From Dhaka, Bangladesh, to La Paz, Bolivia, to Frogtown in St. Paul, a new model of economic development is evolving -- one that stresses entrepreneurship more than income, individual initiative more than aid and women more than men.
Called microcredit, microlending or microfinance, the model involves lending tiny amounts of money -- sometimes as little as $25 -- mostly to female entrepreneurs who produce goods or services at a profit.
An estimated 13 million entrepreneurs in the United States have received microloans, while in the developing world the figure is about 16 million. Given the world's hundreds of millions of poor, even the movement's biggest advocates acknowledge that microlending alone cannot solve the plague of poverty. But in stressing enterprise more than charity, proponents argue that wealth is being created in poorer communities, not merely redistributed from wealthier ones.
Although the programs vary from country to country and from lender to lender; the spirit behind most is similar:
The formula has worked for hundreds of small-business owners in Minnesota and millions more around the world. Some of them have agreed to share their stories for this Star Tribune report.
Third World origins
Not quite 30 years old, the concept of microlending sprang up independently in several places in the Third World -- notably Bangladesh, where the Grameen Bank first began making tiny loans to village women, and in Latin America, where two U.S.-based nonprofits -- ACCION International and Opportunity International -- also began lending to the poor.

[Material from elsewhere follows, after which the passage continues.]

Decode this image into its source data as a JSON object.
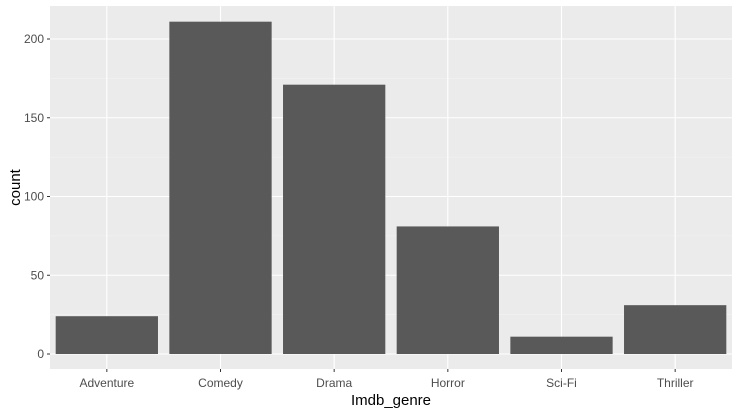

Over the years, these lenders began to notice that, although they had not focused exclusively on women, their female borrowers seemed to have the most success. Men are "too impatient" said Muhammad Yunus, founder of the Grameen Bank. Besides, Yunus said, women tend to spend relatively more money on the welfare of their entire household while men tend to spend relatively more money for their own recreation.
After 24 years of experience there can be no doubt that women are good credit risks -- Grameen's repayment rate is 98 percent and 95 percent of its customers are women. Grameen's female/male borrower ratio is extreme among microlenders. Many U.S. lenders, for example, have a more equal split. But the success of Grameen and other developing world microlenders has strongly linked the microlending movement with the financial empowerment of women.
Since the early 1990s, microlenders in Minnesota have been bringing capital and business expertise -- one loan at a time -- into some of the state's poorest communities. WomenVenture of St. Paul was among the first microlenders in the United States, beginning in 1992. Mihailo (Mike) Temali, executive director of the Neighborhood Development Center (NDC), started the nonprofit in St. Paul's Frogtown neighborhood seven years ago in conjunction with Western Bank. In preparation for starting the center, Temali studied microenterprise in Thailand and Indonesia. In 1999, he won a Bush Fellowship to study microlending in Boston, Peru and Bolivia.
While it seems strange that a community lender from St. Paul would travel to the poorest regions of Asia and Latin America in order to discover new ways to make loans in Frogtown, Temali's journey underscores how far his clients are from Western banking's traditional standards of creditworthiness.
Without personal assets to put up as collateral, without a record of positive cash flow, without a formal business plan containing pro forma projections, most U.S. bankers won't seriously consider making a business loan.